In other words I have pet rats and they are screwballs.

My female rats engage in faux-lesbianism all the time, but with them it does appear to be just dominance stuff.  There is sexual excitement to them, but just for one of them; there's nothing like mutual gratification.  Hmm, sounds like heterosexuality there, come to think of it.

One female will be in heat and running around, and the others will chase and leap up to mount her.  The one in heat arches her back just as she would for a male, then after a second leaps and runs free.  The non-heated ones get all fired up and into the chase, and some instinct in them compels them to mount, but as they have nothing to hump with, it's just a sort of horseplay.  Girl rats in heat will behave like that for anything also.  If one is in heat I can immediately tell when I pick her up (assuming I can catch her, the normally eager to play and calm creatures grow springs in their legs when they're in season).  If I hold one and squeeze lightly on her sides, or hips, she'll usually tremble like a paint mixer, and squeak and struggle after a moment of assuming the position.  They'll do this upside down or in any position, and whether or not there's a male rat within 5 miles.

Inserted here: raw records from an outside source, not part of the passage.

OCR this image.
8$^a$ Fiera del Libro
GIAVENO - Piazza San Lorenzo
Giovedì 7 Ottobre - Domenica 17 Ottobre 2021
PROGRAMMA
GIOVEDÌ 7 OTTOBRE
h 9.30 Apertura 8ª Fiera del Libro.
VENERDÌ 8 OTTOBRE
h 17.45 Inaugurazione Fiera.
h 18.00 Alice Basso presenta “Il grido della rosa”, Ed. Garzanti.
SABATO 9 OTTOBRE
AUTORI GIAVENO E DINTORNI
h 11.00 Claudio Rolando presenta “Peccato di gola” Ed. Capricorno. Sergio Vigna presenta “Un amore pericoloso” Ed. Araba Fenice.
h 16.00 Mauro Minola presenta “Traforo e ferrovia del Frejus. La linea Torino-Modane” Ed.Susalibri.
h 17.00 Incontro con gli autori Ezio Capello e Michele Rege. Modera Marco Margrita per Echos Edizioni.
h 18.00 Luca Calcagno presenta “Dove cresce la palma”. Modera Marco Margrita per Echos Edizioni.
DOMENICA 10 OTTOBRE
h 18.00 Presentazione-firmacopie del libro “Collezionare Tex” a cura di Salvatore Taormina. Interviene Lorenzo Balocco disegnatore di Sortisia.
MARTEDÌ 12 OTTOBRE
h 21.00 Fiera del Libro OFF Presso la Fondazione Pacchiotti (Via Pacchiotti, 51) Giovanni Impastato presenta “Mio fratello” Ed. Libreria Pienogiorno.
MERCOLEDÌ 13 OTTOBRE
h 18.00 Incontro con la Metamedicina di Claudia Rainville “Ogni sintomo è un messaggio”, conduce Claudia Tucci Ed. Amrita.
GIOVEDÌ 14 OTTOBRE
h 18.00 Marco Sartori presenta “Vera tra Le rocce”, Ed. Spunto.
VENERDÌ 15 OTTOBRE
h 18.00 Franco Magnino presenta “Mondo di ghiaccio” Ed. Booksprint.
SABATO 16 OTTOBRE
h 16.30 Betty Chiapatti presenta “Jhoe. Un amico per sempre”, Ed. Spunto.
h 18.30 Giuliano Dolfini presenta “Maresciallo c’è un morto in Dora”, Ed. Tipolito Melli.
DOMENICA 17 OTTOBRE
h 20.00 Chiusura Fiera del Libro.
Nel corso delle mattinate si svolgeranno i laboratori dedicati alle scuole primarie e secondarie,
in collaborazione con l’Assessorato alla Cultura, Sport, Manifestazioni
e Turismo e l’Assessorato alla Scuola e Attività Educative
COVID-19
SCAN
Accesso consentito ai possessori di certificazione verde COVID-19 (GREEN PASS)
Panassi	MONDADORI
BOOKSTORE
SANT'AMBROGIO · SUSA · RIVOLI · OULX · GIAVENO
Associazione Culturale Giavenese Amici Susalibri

These photos show actual male/female sex, but the lordosis poses are identical when there are just two females.

The females aren't sexual at other times, aside from licking themselves all over on occasion.  There's no female to female genital grinding, or anything of that nature.  They groom each other, but the erogenous zones for that seem to be the back of the neck and face, since the groomee will twitch and squeak in a sort of nervous ecstasy when the groomer does those areas.  And they'll do the same thing if I scratch them there, whey they're in the mood for it.

Now as to why the other females get the urge to practice male humping behavior when they've got nothing to hump with... I dunno.  They don't ever do it when someone isn't in heat, hence my thinking it's just sort of a fever that they catch of excitement.  There's never any of the hot monkey genital rubbing stuff.

Males who are in a frenzy will run around humping anything they can catch, including other males from the back or the side, females from the side, house shoes, baby rats who get in their way, etc.  But I've never seen another male do anything other than stand there.  There's no back arching or anything approaching penetration or even genital contact.

So none of my rats are gay.  They're just confused at times, and get caught up in the mood of the party.  A common human post-drunken-party lesbian/gay excuse, from what I hear.